朗々と詠う懐かしい声が聞こえてきて、僕は閉じていた瞼をゆっくりと開けた。空はぼんやりとした薄曇りで、雲間から溢れる柔らかな光の襞が、満開の辛夷の森へと降り注いでいた。風は無く、澄んだ冷涼な空気の中には花のしっとりとした香りが漂っていて、目覚めたばかりの僕の鼻をくすぐった。目の前には、白い花びらに覆われた小道。大人二人が丁度並んで歩けるぐらいの、獣道と言っていいぐらいの頼りない道だ。
「久しぶりだな、尾崎君。」
声が聞こえた左側を見ると、鼈甲の眼鏡をかけた黒い大きな鴉が、円らな瞳で僕を見上げていた。そうか、目を覚ましたとばかり思っていたが、これは夢だ。昔から、何度も何度も繰り返し見る……
「お久しぶりです、那智黒先生。」
「もう何度目だろうね、ここで君と会うのは。さ、行こか。」
「はい。」
那智黒先生は尋常小学校六年生の時の担任教師で、時々僕の夢に現れるのだが、何故か毎回黒鴉の姿をしている。現実の那智黒先生は勿論れっきとした人間だったのだが、一種異様な風采で、言動にも多少奇天烈なところがあった。身の丈は六尺を超える大男、筋骨隆々で岩山のよう、いつもはちきれそうな背広をキチンと着ていたけれども、どうにも収まらないもじゃもじゃの頭髪は怪奇現象の如く逆立っていた。濃い太眉の下にはギラギラ光る黒目が獣のようで、鼻は恐ろしく高い鷲鼻、口はいつもへの字に曲がっていて、とても学校の先生には見えなかった。鷲鼻の上に乗っている鼈甲の眼鏡だけが、那智黒先生の姿を先生たらしめる唯一のものだった。先生の本名は小野某と言ったが、着任の挨拶で「諸君!吾輩は紀州の那智黒である。好物は茶碗蒸しと梅茶漬け!」と堂々胸を張って宣言したので、校長先生から生徒まで全員が那智黒先生と呼ぶようになった。また、那智黒先生は神出鬼没、悪戯をする生徒の前に突然現れては「コラ!」と吃驚させるので、「あいつは熊野の鴉天狗だ、鴉天狗が教師に化けてやって来たんだ。」と、まことしやかに噂されていた。

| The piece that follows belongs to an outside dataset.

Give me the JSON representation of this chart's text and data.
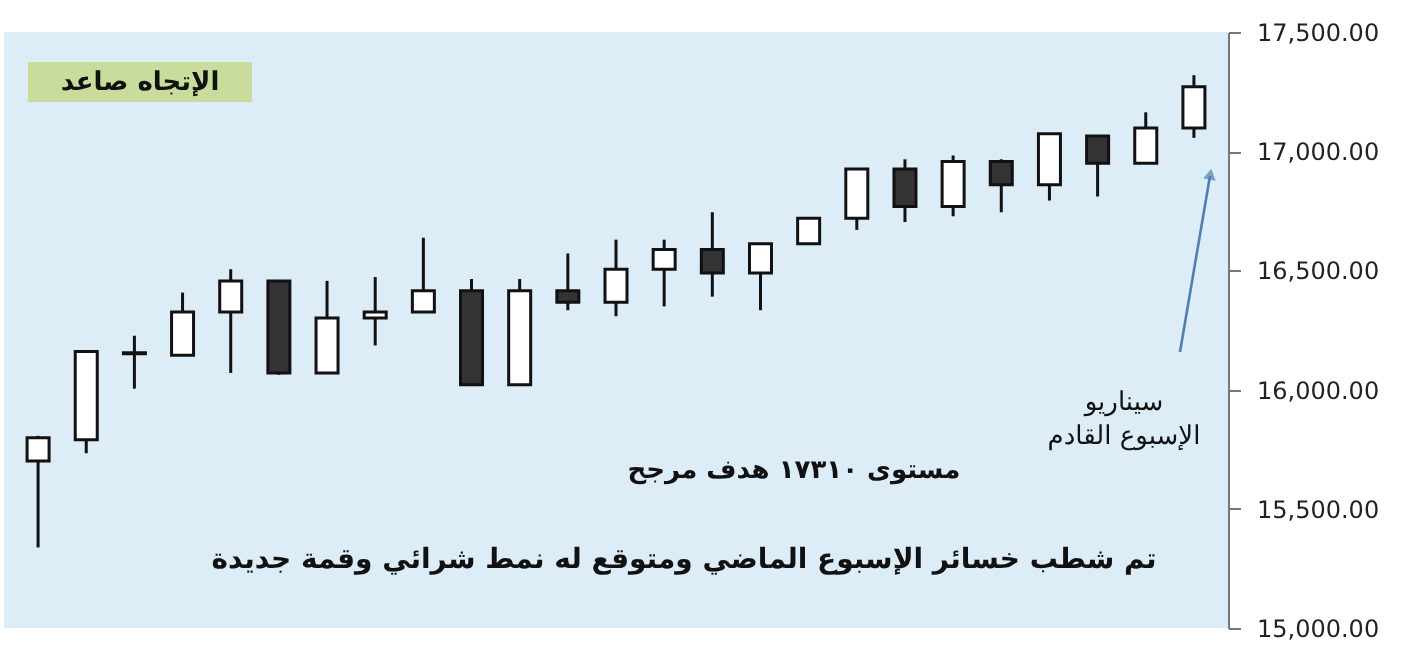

その那智黒先生と僕は、いつもと同じように、辛夷に覆われた道をテクテクと歩き始めた。むせかえるような花の匂いに、彼方此方から聞こえてくる野鳥の声。愛おしく懐かしい、北国の春だ。僕は急に泣きたい気持ちになったが、それを那智黒先生に知られるのは何だか恥ずかしかったので、先生が歩いている方とは反対側の、右側の辛夷の森に顔を向け、鳴いている野鳥の姿を探し出そうと目を凝らした。
「春は、何度来ても良いものだなあ、尾崎君。」
「はい。……あの、那智黒先生。」
「何かね。」
「あそこに見える鳥たちは、教頭先生や田中先生ですか。」
「尾崎君、あれはどう見ても鳥だろう。教頭先生や田中先生はいつから鳥になったのだね。」
「那智黒先生は鴉になったじゃありませんか。先生が鴉なら、きっと教頭先生は梟、田中先生は鶯でしょう。」
「ううむ。そうすると、校長先生は禿鷲だろうな。」
那智黒先生は熊野の鴉天狗の如く「カッ、カッ、カッ。」と笑った。僕が先生の方を向くと、その輝く黒い瞳は僕の顔をじっと見ていた。先生の姿は相変わらず鴉だったが、僕には、先生が神妙な面持ちでいるのがわかった。
「ここでは、皆が思った通りの姿になるようだ。」
「皆が……思った通りの姿。」
「左様。皆が『那智黒は熊野の鴉天狗だ。』と言っておったろう、そのせいで那智黒先生は鴉の姿になってしまった。全くけしからん。」
「僕はそんな事は言っておりません。」
「一度もか。」
「一度もです。……第一、先生は本当に紀州出身なのですか。」
「実を言うとな、生まれは紀州、育ちは東京。那智黒と呼ばれるようになったのは、東京に移ってからであった。」
「矢っ張り。」
「うむ、しかし待てよ……案外、鴉天狗呼ばわりで良かったのかもしれん。万が一にも、那智黒岩石先生などと言われておったら、今頃尾崎君の隣には、黒い石ころが一つ、ころころ転がっていたかもしれん。」
「はあ……。あれ、でも僕は人間のままですよ。」
僕は立ち止まり、自分の身体が間違いなく人間のものであることを確認した。情けないぐらい色白でヒョロリと長い、僕の手足、身体……何故か中学校の制服を来ていた。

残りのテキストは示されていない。